Altun addressed participants in a video message at the "A Societal Protest of the PKK’s Abduction of Children: Diyarbakir Mothers against the PKK Panel" held by Turkiye's Communications Directorate in the Hague, Netherlands.

"They are writing the story of valor that has withstood 1,000 days despite all the terrorist groups' threats and pressures and a blessed resistance that defies terrorism," Altun added.

Mothers have become the outcry of the conscience of the society, he said. "Theirs is the rightful revolt against terrorism of mothers who have been compelled to conceal their pain thus far; repressed, intimidated, and even silenced for 40 years as a result of the terrorist organization's brutality and persecution."

He highlighted the importance of the unity of mothers and said: "They have become the collective voice and conscience of our country's 83 million people."

Touching on the courage of the mothers for their children, he underlined that "35 families that have participated in children watch so far have been reunited with their children due to their escape from the organization and surrender to our security forces."

Sit-in reveals ‘true colors’ of PKK terror group

Meanwhile, stressing one of the significant contributions of the protest that is still going strong, Altun said: "This unprecedented children watch also contributed to revealing the true colors of the PKK terror organization, even beyond our borders.

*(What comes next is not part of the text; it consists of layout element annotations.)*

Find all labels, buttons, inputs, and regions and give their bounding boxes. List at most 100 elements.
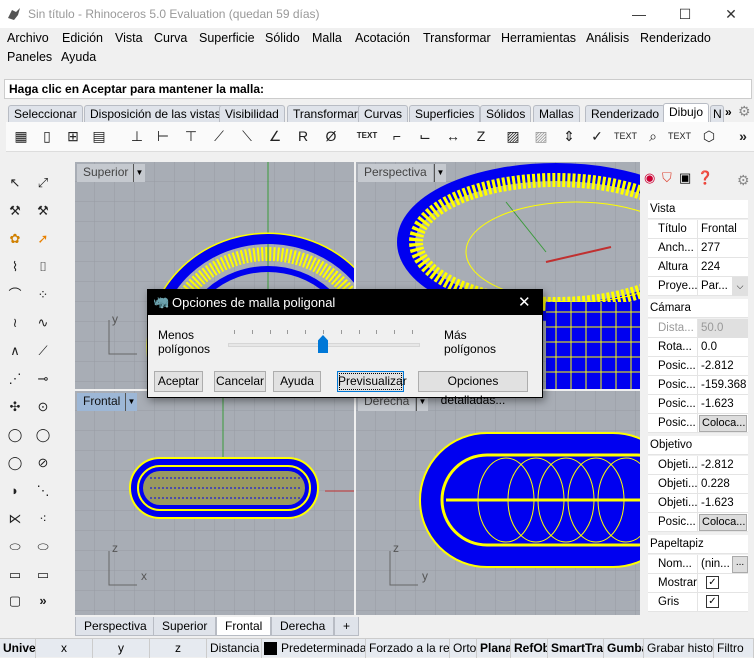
viewport-derecha[interactable]: z y Derecha ▼ bbox=[356, 391, 640, 615]
select-arrow-icon[interactable]: ↖ bbox=[4, 172, 26, 194]
arc-icon[interactable]: ∧ bbox=[4, 340, 26, 362]
hatch-icon[interactable]: ▨ bbox=[502, 125, 524, 147]
layout-icon[interactable]: ▦ bbox=[10, 125, 32, 147]
circle-3-icon[interactable]: ◯ bbox=[4, 452, 26, 474]
status-grid-snap[interactable]: Forzado a la re bbox=[366, 639, 450, 658]
previsualizar-button[interactable]: Previsualizar bbox=[337, 371, 407, 392]
opciones-detalladas-button[interactable]: Opciones detalladas... bbox=[418, 371, 528, 407]
menu-acotacion[interactable]: Acotación bbox=[355, 31, 410, 45]
circle-icon[interactable]: ◯ bbox=[4, 424, 26, 446]
status-filter[interactable]: Filtro bbox=[714, 639, 754, 658]
arc-4-icon[interactable]: ⋱ bbox=[32, 480, 54, 502]
circle-2-icon[interactable]: ◯ bbox=[32, 424, 54, 446]
ayuda-button[interactable]: Ayuda bbox=[273, 371, 321, 392]
curve-edit-2-icon[interactable]: ⁖ bbox=[32, 508, 54, 530]
tabs-overflow-button[interactable]: » bbox=[725, 105, 732, 119]
dimension-z-icon[interactable]: Z bbox=[470, 125, 492, 147]
display-icon[interactable]: ▣ bbox=[679, 170, 691, 186]
text-text-icon[interactable]: TEXT bbox=[668, 125, 691, 147]
curve-icon[interactable]: ⌒ bbox=[4, 284, 26, 306]
gear-icon[interactable]: ⚙ bbox=[738, 103, 751, 120]
menu-herramientas[interactable]: Herramientas bbox=[501, 31, 576, 45]
close-button[interactable]: ✕ bbox=[708, 0, 754, 28]
angle-45-icon[interactable]: ∠ bbox=[264, 125, 286, 147]
command-line[interactable]: Haga clic en Aceptar para mantener la ma… bbox=[4, 79, 752, 99]
gear-icon[interactable]: ⚙ bbox=[737, 172, 750, 189]
orange-arrow-icon[interactable]: ➚ bbox=[32, 228, 54, 250]
page-properties-icon[interactable]: ▤ bbox=[88, 125, 110, 147]
hatch-gray-icon[interactable]: ▨ bbox=[530, 125, 552, 147]
menu-renderizado[interactable]: Renderizado bbox=[640, 31, 711, 45]
menu-analisis[interactable]: Análisis bbox=[586, 31, 629, 45]
maximize-button[interactable]: ☐ bbox=[662, 0, 708, 28]
menu-archivo[interactable]: Archivo bbox=[7, 31, 49, 45]
freeform-icon[interactable]: ≀ bbox=[4, 312, 26, 334]
viewport-menu-dropdown[interactable]: ▼ bbox=[133, 164, 145, 182]
viewport-label-frontal[interactable]: Frontal bbox=[77, 393, 127, 411]
cancelar-button[interactable]: Cancelar bbox=[214, 371, 266, 392]
add-page-icon[interactable]: ⊞ bbox=[62, 125, 84, 147]
leader-2-icon[interactable]: ⌐ bbox=[386, 125, 408, 147]
menu-superficie[interactable]: Superficie bbox=[199, 31, 255, 45]
mostrar-checkbox[interactable]: ✓ bbox=[706, 576, 719, 589]
gris-checkbox[interactable]: ✓ bbox=[706, 595, 719, 608]
menu-paneles[interactable]: Paneles bbox=[7, 50, 52, 64]
vtab-derecha[interactable]: Derecha bbox=[271, 617, 335, 636]
text-edit-icon[interactable]: TEXT bbox=[614, 125, 637, 147]
circle-4-icon[interactable]: ⊘ bbox=[32, 452, 54, 474]
place-target-button[interactable]: Coloca... bbox=[699, 514, 747, 531]
transform-icon[interactable]: ✣ bbox=[4, 396, 26, 418]
text-find-icon[interactable]: ⌕ bbox=[642, 125, 664, 147]
menu-edicion[interactable]: Edición bbox=[62, 31, 103, 45]
status-ortho[interactable]: Orto bbox=[450, 639, 477, 658]
material-icon[interactable]: ⛉ bbox=[662, 170, 672, 186]
dotted-line-icon[interactable]: ⋰ bbox=[4, 368, 26, 390]
tab-visibilidad[interactable]: Visibilidad bbox=[219, 105, 285, 122]
tab-transformar[interactable]: Transformar bbox=[287, 105, 364, 122]
status-smarttrack[interactable]: SmartTrack bbox=[548, 639, 604, 658]
color-wheel-icon[interactable]: ◉ bbox=[644, 170, 655, 186]
point-icon[interactable]: ⤢ bbox=[32, 172, 54, 194]
tab-curvas[interactable]: Curvas bbox=[358, 105, 409, 122]
status-osnap[interactable]: RefObj bbox=[511, 639, 548, 658]
dimension-vertical-icon[interactable]: ⊥ bbox=[126, 125, 148, 147]
tab-disposicion[interactable]: Disposición de las vistas bbox=[84, 105, 227, 122]
ellipse-2-icon[interactable]: ⬭ bbox=[32, 536, 54, 558]
status-gumball[interactable]: Gumball bbox=[604, 639, 644, 658]
menu-ayuda[interactable]: Ayuda bbox=[61, 50, 96, 64]
polyline-icon[interactable]: ⌷ bbox=[32, 256, 54, 278]
make2d-icon[interactable]: ⬡ bbox=[698, 125, 720, 147]
circle-point-icon[interactable]: ⊙ bbox=[32, 396, 54, 418]
viewport-menu-dropdown[interactable]: ▼ bbox=[125, 393, 137, 411]
rectangle-2-icon[interactable]: ▭ bbox=[32, 564, 54, 586]
status-units[interactable]: Unive bbox=[0, 639, 36, 658]
tab-renderizado[interactable]: Renderizado bbox=[585, 105, 666, 122]
line-icon[interactable]: ⌇ bbox=[4, 256, 26, 278]
interp-curve-icon[interactable]: ∿ bbox=[32, 312, 54, 334]
vtab-perspectiva[interactable]: Perspectiva bbox=[75, 617, 156, 636]
rounded-rect-icon[interactable]: ▢ bbox=[4, 590, 26, 612]
status-planar[interactable]: Planar bbox=[477, 639, 511, 658]
ellipse-icon[interactable]: ⬭ bbox=[4, 536, 26, 558]
minimize-button[interactable]: — bbox=[616, 0, 662, 28]
tab-solidos[interactable]: Sólidos bbox=[480, 105, 532, 122]
radius-icon[interactable]: R bbox=[292, 125, 314, 147]
place-camera-button[interactable]: Coloca... bbox=[699, 415, 747, 432]
menu-vista[interactable]: Vista bbox=[115, 31, 143, 45]
dialog-title-bar[interactable]: 🦏 Opciones de malla poligonal ✕ bbox=[148, 290, 542, 315]
menu-transformar[interactable]: Transformar bbox=[423, 31, 491, 45]
tab-mallas[interactable]: Mallas bbox=[533, 105, 580, 122]
tab-superficies[interactable]: Superficies bbox=[409, 105, 481, 122]
slider-thumb[interactable] bbox=[318, 335, 328, 353]
dimension-rotated-icon[interactable]: ⟍ bbox=[236, 125, 258, 147]
text-icon[interactable]: TEXT bbox=[356, 125, 378, 147]
dimension-aligned-icon[interactable]: ⟋ bbox=[208, 125, 230, 147]
add-viewport-button[interactable]: + bbox=[334, 617, 360, 636]
tab-dibujo[interactable]: Dibujo bbox=[663, 103, 710, 122]
tab-seleccionar[interactable]: Seleccionar bbox=[8, 105, 83, 122]
page-icon[interactable]: ▯ bbox=[36, 125, 58, 147]
menu-curva[interactable]: Curva bbox=[154, 31, 187, 45]
toolbar-overflow-button[interactable]: » bbox=[732, 125, 754, 147]
more-tools-button[interactable]: » bbox=[32, 590, 54, 612]
diameter-icon[interactable]: Ø bbox=[320, 125, 342, 147]
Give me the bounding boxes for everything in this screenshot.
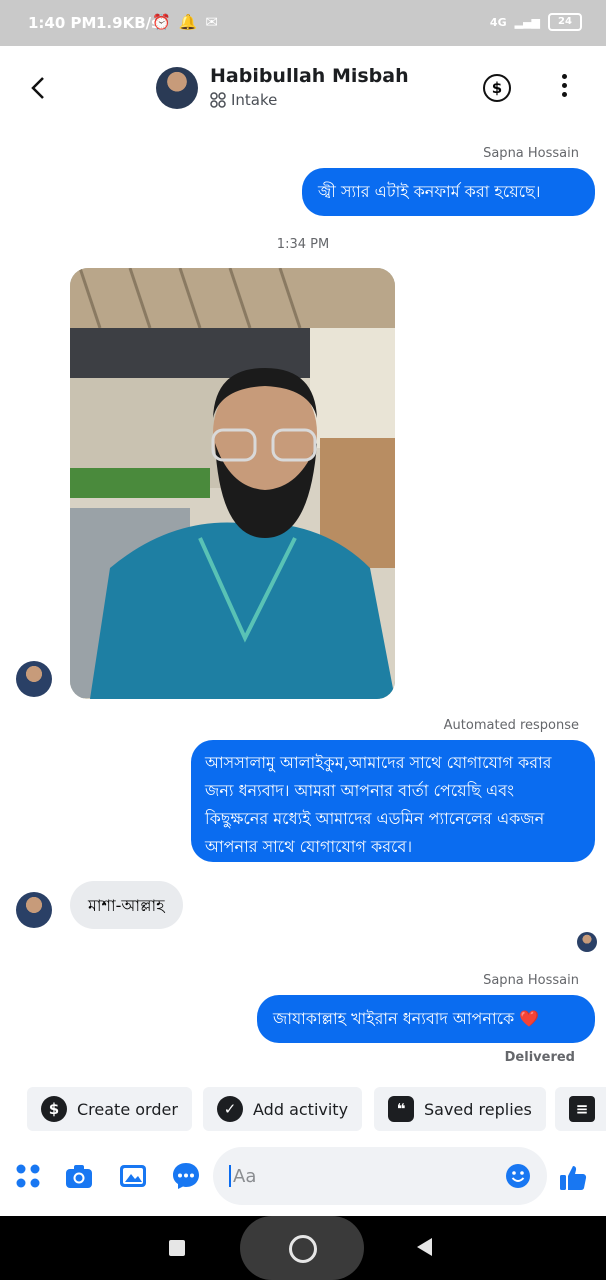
chip-label: Add activity — [253, 1099, 349, 1119]
create-order-button[interactable]: $ Create order — [27, 1087, 192, 1131]
menu-grid-icon[interactable] — [12, 1160, 44, 1192]
stage-icon — [210, 92, 226, 108]
automated-response-label: Automated response — [443, 718, 579, 733]
messenger-chat-icon[interactable] — [170, 1160, 202, 1192]
status-bar: 1:40 PM 1.9KB/s ⏰ 🔔 ✉ 4G ▂▄▆ 24 — [0, 0, 606, 46]
payment-button[interactable]: $ — [483, 74, 511, 102]
document-icon: ≡ — [569, 1096, 595, 1122]
message-input[interactable]: Aa — [213, 1147, 547, 1205]
system-back-icon[interactable] — [417, 1238, 432, 1256]
delivery-status: Delivered — [504, 1050, 575, 1065]
home-button[interactable] — [240, 1216, 364, 1280]
outgoing-message[interactable]: জাযাকাল্লাহ খাইরান ধন্যবাদ আপনাকে ❤️ — [257, 995, 595, 1043]
signal-icon: ▂▄▆ — [514, 15, 540, 29]
contact-stage-label: Intake — [231, 91, 278, 109]
photo-image — [70, 268, 395, 699]
more-options-icon[interactable] — [556, 74, 572, 102]
battery-icon: 24 — [548, 13, 582, 31]
messenger-icon: ✉ — [205, 13, 218, 31]
chip-label: Saved replies — [424, 1099, 532, 1119]
chip-label: Create order — [77, 1099, 178, 1119]
message-input-placeholder: Aa — [233, 1165, 257, 1187]
notification-icon: 🔔 — [178, 13, 198, 31]
system-navigation-bar — [0, 1216, 606, 1280]
network-speed: 1.9KB/s — [96, 14, 161, 32]
message-composer: Aa — [0, 1140, 606, 1216]
message-sender: Sapna Hossain — [483, 973, 579, 988]
emoji-icon[interactable] — [505, 1163, 531, 1189]
check-icon: ✓ — [217, 1096, 243, 1122]
chat-header: Habibullah Misbah Intake $ — [0, 46, 606, 132]
seen-indicator-avatar — [577, 932, 597, 952]
saved-replies-button[interactable]: ❝ Saved replies — [374, 1087, 546, 1131]
outgoing-message[interactable]: জ্বী স্যার এটাই কনফার্ম করা হয়েছে। — [302, 168, 595, 216]
gallery-icon[interactable] — [117, 1160, 149, 1192]
contact-name[interactable]: Habibullah Misbah — [210, 65, 409, 87]
recent-apps-icon[interactable] — [169, 1240, 185, 1256]
like-icon[interactable] — [557, 1162, 589, 1194]
alarm-icon: ⏰ — [152, 13, 171, 31]
contact-avatar-small[interactable] — [16, 892, 52, 928]
chat-bubbles-icon: ❝ — [388, 1096, 414, 1122]
message-timestamp: 1:34 PM — [276, 237, 330, 252]
contact-avatar[interactable] — [156, 67, 198, 109]
automated-response-message[interactable]: আসসালামু আলাইকুম,আমাদের সাথে যোগাযোগ করা… — [191, 740, 595, 862]
back-arrow-icon[interactable] — [26, 70, 52, 106]
quick-actions-bar: $ Create order ✓ Add activity ❝ Saved re… — [27, 1087, 606, 1131]
message-sender: Sapna Hossain — [483, 146, 579, 161]
camera-icon[interactable] — [63, 1160, 95, 1192]
contact-stage[interactable]: Intake — [210, 91, 277, 109]
incoming-message[interactable]: মাশা-আল্লাহ — [70, 881, 183, 929]
contact-avatar-small[interactable] — [16, 661, 52, 697]
add-activity-button[interactable]: ✓ Add activity — [203, 1087, 363, 1131]
network-type: 4G — [489, 15, 507, 29]
shared-photo[interactable] — [70, 268, 395, 699]
status-time: 1:40 PM — [28, 14, 97, 32]
more-actions-button[interactable]: ≡ — [555, 1087, 606, 1131]
dollar-icon: $ — [41, 1096, 67, 1122]
home-icon — [289, 1235, 317, 1263]
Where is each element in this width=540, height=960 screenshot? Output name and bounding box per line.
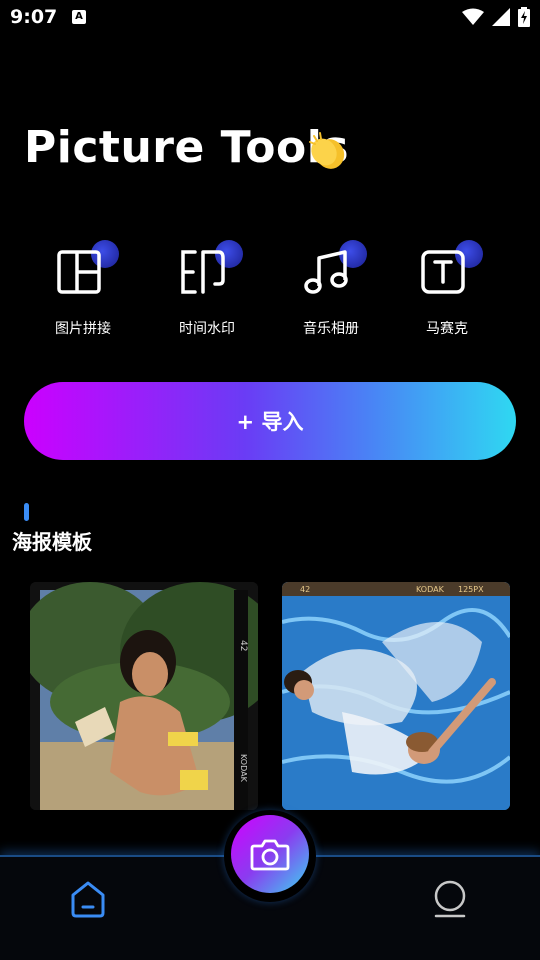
tool-music-album[interactable]: 音乐相册 xyxy=(276,240,386,350)
template-card[interactable]: 42 KODAK 125PX xyxy=(282,582,510,810)
film-frame-number: 42 xyxy=(238,640,248,651)
film-iso: 125PX xyxy=(458,585,484,594)
template-photo-pool: 42 KODAK 125PX xyxy=(282,582,510,810)
profile-icon[interactable] xyxy=(430,879,470,919)
tool-label: 时间水印 xyxy=(179,321,235,337)
tool-watermark[interactable]: 时间水印 xyxy=(152,240,262,350)
status-icons xyxy=(462,7,530,27)
import-button[interactable]: + 导入 xyxy=(24,382,516,460)
template-card[interactable]: 42 KODAK xyxy=(30,582,258,810)
film-brand: KODAK xyxy=(239,754,248,783)
page-title: Picture Tools xyxy=(24,122,350,173)
tool-label: 音乐相册 xyxy=(303,321,359,337)
battery-charging-icon xyxy=(518,7,530,27)
tool-label: 马赛克 xyxy=(426,321,468,337)
clapping-hands-icon xyxy=(309,132,345,169)
film-frame-number: 42 xyxy=(300,585,310,594)
tool-collage[interactable]: 图片拼接 xyxy=(28,240,138,350)
film-brand: KODAK xyxy=(416,585,445,594)
notification-icon: A xyxy=(72,10,86,24)
tool-label: 图片拼接 xyxy=(55,321,111,337)
text-box-icon xyxy=(421,250,465,294)
camera-button[interactable] xyxy=(231,815,309,893)
status-time: 9:07 xyxy=(10,6,58,28)
template-photo-reading: 42 KODAK xyxy=(30,582,258,810)
section-accent-bar xyxy=(24,503,29,521)
music-note-icon xyxy=(304,250,348,294)
section-title: 海报模板 xyxy=(12,530,92,554)
watermark-icon xyxy=(181,250,225,294)
status-bar: 9:07 A xyxy=(0,0,540,36)
tool-mosaic[interactable]: 马赛克 xyxy=(392,240,502,350)
home-icon[interactable] xyxy=(68,879,108,919)
screen: 9:07 A Picture Tools 图片拼接 时间水印 音乐相册 马赛克 … xyxy=(0,0,540,960)
camera-icon xyxy=(250,839,290,871)
signal-icon xyxy=(492,8,510,26)
tools-row: 图片拼接 时间水印 音乐相册 马赛克 xyxy=(0,240,540,350)
wifi-icon xyxy=(462,8,484,25)
collage-icon xyxy=(57,250,101,294)
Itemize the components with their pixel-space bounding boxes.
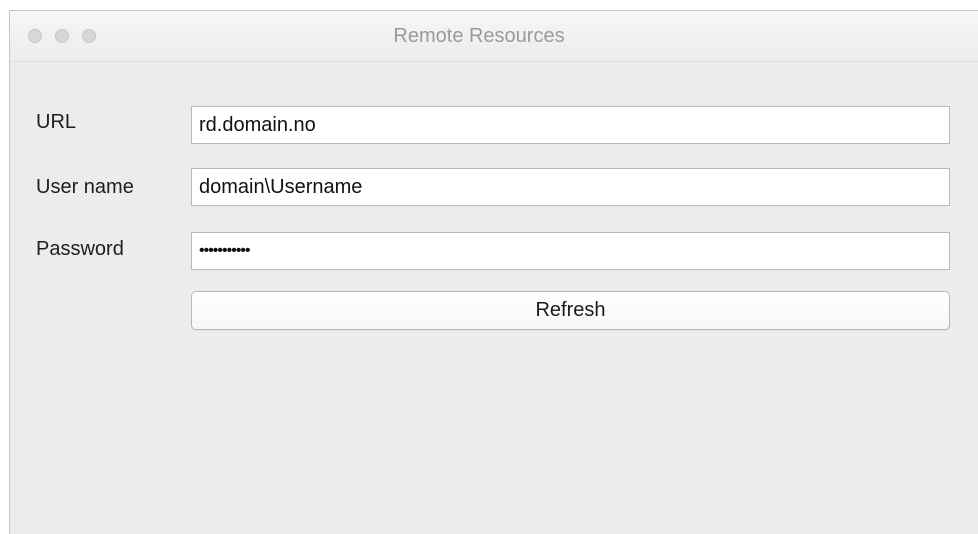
username-label: User name: [36, 176, 134, 198]
url-field[interactable]: [191, 106, 950, 144]
password-label: Password: [36, 238, 124, 260]
password-field[interactable]: [191, 232, 950, 270]
refresh-button[interactable]: Refresh: [191, 291, 950, 330]
username-field[interactable]: [191, 168, 950, 206]
title-bar: Remote Resources: [10, 11, 978, 62]
window-title: Remote Resources: [393, 25, 565, 47]
url-label: URL: [36, 111, 77, 133]
remote-resources-window: Remote Resources URL User name Password …: [9, 10, 978, 534]
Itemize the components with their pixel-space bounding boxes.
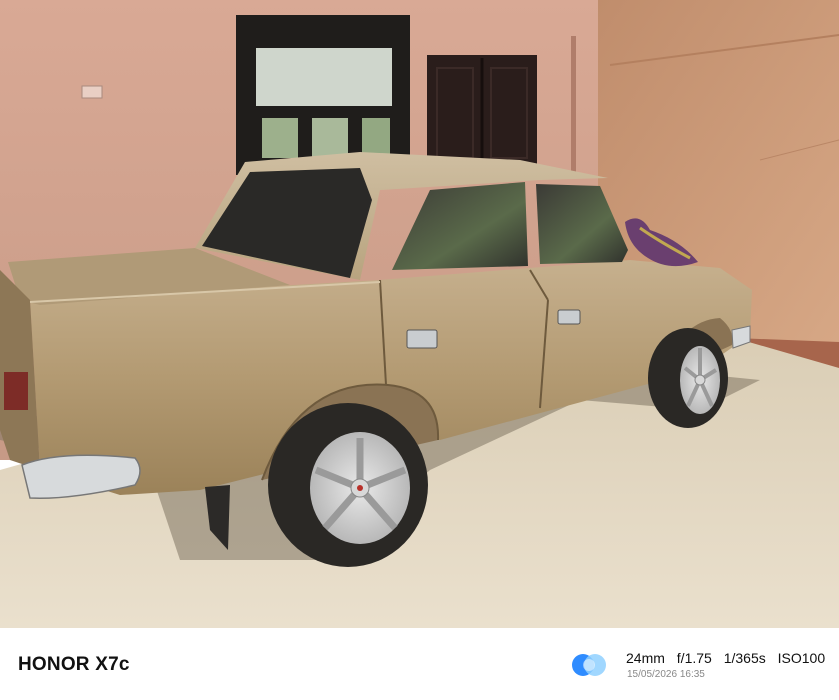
aperture: f/1.75 bbox=[676, 650, 712, 666]
camera-logo-icon bbox=[572, 654, 606, 676]
car-photo bbox=[0, 0, 839, 628]
focal-length: 24mm bbox=[626, 650, 665, 666]
watermark-footer: HONOR X7c 24mm f/1.75 1/365s ISO100 15/0… bbox=[0, 628, 839, 700]
capture-datetime: 15/05/2026 16:35 bbox=[627, 669, 705, 680]
shutter-speed: 1/365s bbox=[723, 650, 766, 666]
iso: ISO100 bbox=[777, 650, 826, 666]
door bbox=[427, 55, 537, 173]
rear-door-handle bbox=[406, 329, 438, 349]
camera-brand: HONOR X7c bbox=[18, 654, 130, 675]
window bbox=[236, 15, 410, 175]
rear-wheel bbox=[268, 403, 428, 567]
front-wheel bbox=[648, 328, 728, 428]
front-door-handle bbox=[557, 309, 581, 325]
exif-info: 24mm f/1.75 1/365s ISO100 bbox=[626, 650, 825, 666]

"Thus, European politicians and journalists have seen the Diyarbakır mothers and witnessed the terror organization and its political extensions -- those so-called ‘freedom fighters’ -- in action and how they viewed the Kurdish population," he said.

Also, the director called on all NGOs, human rights defenders, activists, artists, intellectuals, journalists, and politicians to stand by Diyarbakir mothers.

"Everyone has a responsibility to support this resistance. It is incumbent upon citizens of all walks of life in our country to demonstrate their support for this non-political civil movement. We believe that international support for our cause must stem from faith in peace and democracy," he added.

In the fight against terror groups, including PKK/YPG and DHKP-C, and Fetullah Terrorist Organization (FETO), he said: "Turkiye expects genuine support and cooperation from friendly and allied countries."

Since Sept. 3, 2019, families, whose children have been abducted or forcibly recruited by the PKK terror group, have been camping outside the Diyarbakir offices of the Peoples’ Democratic Party (HDP), a party the Turkish government said has links to the PKK.

Demonstrations have since spread to other provinces, including Van, Mus, Sirnak and Hakkari.

In its more than 35-year terror campaign against Turkiye, the PKK -- listed as a terror organization by Turkiye, the US, and EU -- has been responsible for the deaths of 40,000 people, including women, children and infants.

FETO and its US-based leader Fetullah Gulen orchestrated the defeated coup of July 2016 in Turkiye, in which 251 people were killed and 2,734 injured.